I cant read your post its so small


----------



## Mr_Mac (Dec 19, 2012)

Welcome to TPF!  Repeat after me...Nikon... :lmao:

Seriously, as stated, need more info on what you want it to do and what you want to do with it.  Budget numbers are helpful too!

Mac


----------



## ronlane (Dec 19, 2012)

1Dx with an EF 70-200mm f2.8L IS II USM. Should be good for most things you'll need or want to do. (except wide angle and macro)


----------



## KmH (Dec 19, 2012)

Check out this very helpful online article

Everything you need to know about buying a camera | The Verge


----------



## JAC526 (Dec 19, 2012)

KmH said:


> Check out this very helpful online article
> 
> Everything you need to know about buying a camera | The Verge



OMG...a joke from Keith?

Santa Claus DOES EXIST!!!!!!!


----------



## Justman1020 (Dec 19, 2012)

Oh I see what he did there...^^


----------



## gw2424 (Dec 19, 2012)

Though Ron had some idea of what was going on, I feel he is somewhat uneducated in the area of realism. I would recommend a Canon 800mm f/5.6 for your wide angles. You evidently wouldn't purchase a Canon 15mm for the simple reason that it is incredibly zoomed in and should be exclusively reserved for athletics. I hear that the 800mm f/5.6 pairs great with a Canon XT. Keep in mind that you will need a tripod for the 8mm; after all, it is nearly impossible to handhold at more than 9 pounds.

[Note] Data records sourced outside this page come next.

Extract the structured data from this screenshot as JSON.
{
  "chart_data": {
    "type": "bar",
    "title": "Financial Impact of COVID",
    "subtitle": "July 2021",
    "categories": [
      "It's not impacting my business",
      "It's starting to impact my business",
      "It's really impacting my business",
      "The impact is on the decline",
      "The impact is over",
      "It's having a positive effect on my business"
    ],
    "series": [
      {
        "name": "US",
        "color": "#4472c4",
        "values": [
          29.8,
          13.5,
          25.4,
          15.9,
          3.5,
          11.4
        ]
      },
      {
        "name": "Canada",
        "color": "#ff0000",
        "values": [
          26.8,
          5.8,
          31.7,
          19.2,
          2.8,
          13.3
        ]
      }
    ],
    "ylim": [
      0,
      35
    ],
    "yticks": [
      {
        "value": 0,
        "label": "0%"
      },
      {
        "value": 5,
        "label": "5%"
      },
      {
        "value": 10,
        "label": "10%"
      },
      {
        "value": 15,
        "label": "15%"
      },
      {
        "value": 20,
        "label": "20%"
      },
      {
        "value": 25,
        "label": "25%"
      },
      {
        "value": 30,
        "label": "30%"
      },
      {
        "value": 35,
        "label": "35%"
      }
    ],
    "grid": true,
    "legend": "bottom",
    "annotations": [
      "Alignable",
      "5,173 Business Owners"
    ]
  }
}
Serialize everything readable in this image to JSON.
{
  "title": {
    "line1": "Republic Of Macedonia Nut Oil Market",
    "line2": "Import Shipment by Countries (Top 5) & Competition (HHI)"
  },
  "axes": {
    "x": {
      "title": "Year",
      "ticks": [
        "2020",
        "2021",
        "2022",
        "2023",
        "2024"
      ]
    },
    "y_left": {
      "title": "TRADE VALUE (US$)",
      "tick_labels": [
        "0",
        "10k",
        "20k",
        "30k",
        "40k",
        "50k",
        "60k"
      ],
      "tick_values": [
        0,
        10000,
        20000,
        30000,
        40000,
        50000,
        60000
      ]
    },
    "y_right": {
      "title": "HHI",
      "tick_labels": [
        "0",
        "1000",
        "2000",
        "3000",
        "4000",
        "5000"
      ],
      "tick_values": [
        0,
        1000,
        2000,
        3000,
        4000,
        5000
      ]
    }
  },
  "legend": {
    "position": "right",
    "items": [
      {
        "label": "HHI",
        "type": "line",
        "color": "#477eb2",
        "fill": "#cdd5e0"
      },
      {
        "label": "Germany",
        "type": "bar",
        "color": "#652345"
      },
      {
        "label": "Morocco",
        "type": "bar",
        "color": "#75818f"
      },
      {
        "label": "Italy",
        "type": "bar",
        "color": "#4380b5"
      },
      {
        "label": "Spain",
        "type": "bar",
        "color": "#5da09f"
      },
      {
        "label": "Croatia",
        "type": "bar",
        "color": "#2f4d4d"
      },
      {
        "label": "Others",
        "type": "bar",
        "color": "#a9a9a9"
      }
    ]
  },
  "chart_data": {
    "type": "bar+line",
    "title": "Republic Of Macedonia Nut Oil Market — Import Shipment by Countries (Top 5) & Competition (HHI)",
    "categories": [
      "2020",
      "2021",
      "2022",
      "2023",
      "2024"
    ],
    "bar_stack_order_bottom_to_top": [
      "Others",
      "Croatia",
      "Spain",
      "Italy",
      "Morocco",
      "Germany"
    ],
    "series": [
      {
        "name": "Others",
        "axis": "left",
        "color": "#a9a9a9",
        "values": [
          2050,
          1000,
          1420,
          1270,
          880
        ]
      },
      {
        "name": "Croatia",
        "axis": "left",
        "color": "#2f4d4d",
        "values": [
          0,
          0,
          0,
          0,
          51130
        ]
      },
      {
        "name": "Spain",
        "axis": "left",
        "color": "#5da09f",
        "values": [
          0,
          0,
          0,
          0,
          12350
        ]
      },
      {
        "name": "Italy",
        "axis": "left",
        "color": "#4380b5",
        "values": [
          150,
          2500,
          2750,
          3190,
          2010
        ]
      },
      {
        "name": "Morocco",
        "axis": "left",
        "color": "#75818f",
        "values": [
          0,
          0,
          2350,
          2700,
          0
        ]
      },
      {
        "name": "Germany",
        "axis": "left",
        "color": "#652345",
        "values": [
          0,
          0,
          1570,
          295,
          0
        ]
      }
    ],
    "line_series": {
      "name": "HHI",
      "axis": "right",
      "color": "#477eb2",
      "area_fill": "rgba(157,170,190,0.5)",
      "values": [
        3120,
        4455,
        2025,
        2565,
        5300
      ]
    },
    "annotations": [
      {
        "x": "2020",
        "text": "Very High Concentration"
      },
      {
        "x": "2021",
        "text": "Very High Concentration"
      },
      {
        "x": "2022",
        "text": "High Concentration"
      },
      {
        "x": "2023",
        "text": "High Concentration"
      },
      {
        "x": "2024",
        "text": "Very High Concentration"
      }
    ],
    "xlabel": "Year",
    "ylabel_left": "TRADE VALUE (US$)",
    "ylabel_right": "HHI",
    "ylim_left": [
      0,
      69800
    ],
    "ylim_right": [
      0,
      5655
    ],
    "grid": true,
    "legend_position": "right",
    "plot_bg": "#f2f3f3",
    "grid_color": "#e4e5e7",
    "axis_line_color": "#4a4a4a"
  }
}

With all seriousness, go with a T3i and 18-135. You will learn from there!

GW


----------



## DiscoSteve (Dec 19, 2012)

gw2424 said:


> With all seriousness, go with a T3i and 18-135. You will learn from there!


So I have the T3i / 600D but with a Kit 18-55 - as a first timer DSLR owner upgrading from a Bridge, is the 18-135 something worth considering as a second lens as it doesn't seem to break the bank price wise?


----------



## Lisablueeyes (Dec 19, 2012)

KmH said:


> Check out this very helpful online article
> 
> Everything you need to know about buying a camera | The Verge




Almost peed my pants!! HAHA:lmao:


----------



## Justman1020 (Dec 19, 2012)

DiscoSteve said:


> gw2424 said:
> 
> 
> > With all seriousness, go with a T3i and 18-135. You will learn from there!
> ...



.......no. 
Why would you buy a lens that covers the same mm that your lens you already own covers? Buy a 55-250 or a 70-300mm of you are looking for something more "telephoto"


----------



## DiscoSteve (Dec 20, 2012)

thanks for the reply.


----------



## 07Vios (Dec 20, 2012)

I was going to say T4i since it has a better AF system (continuous video AF, and 9 cross type AF points vs 1) than the T2i/T3i. I basically saw no real difference between the T2i and T3i (which is why I went with the T2i) aside from the external mic jack for video, but if you're going to do video, I'd go with a T4i anyway since the STM lenses will continuously AF with it.


----------



## 07Vios (Dec 20, 2012)

And for those wondering, the T4i was not out when I got my T2i.


----------



## teribithia (Dec 23, 2012)

It is decided by what you want and doing?


----------



## tevo (Dec 23, 2012)

ronlane said:
			
		

> 1Dx with an EF 70-200mm f2.8L IS II USM. Should be good for most things you'll need or want to do. (except wide angle and macro)



As a first camera body, the 1Dx would be your best bet, it's not too fancy and covers most of the bases you need starting out. The EF 70-200 is an excellent macro wide angle lens but the 28mm will be the best prime zoom you need, and it is priced quite well. Remember, the focal length means the distance from your subject to you, in photographic EV terms. So a 28mm shows your subject 28mm away from the viewer (approximately), where the 70-200mm will show the subject 70-200mm away from the viewer variable. Also, you want to find a lens with a maximum aperture of 5.6 or higher, they work best in all lighting conditions.


----------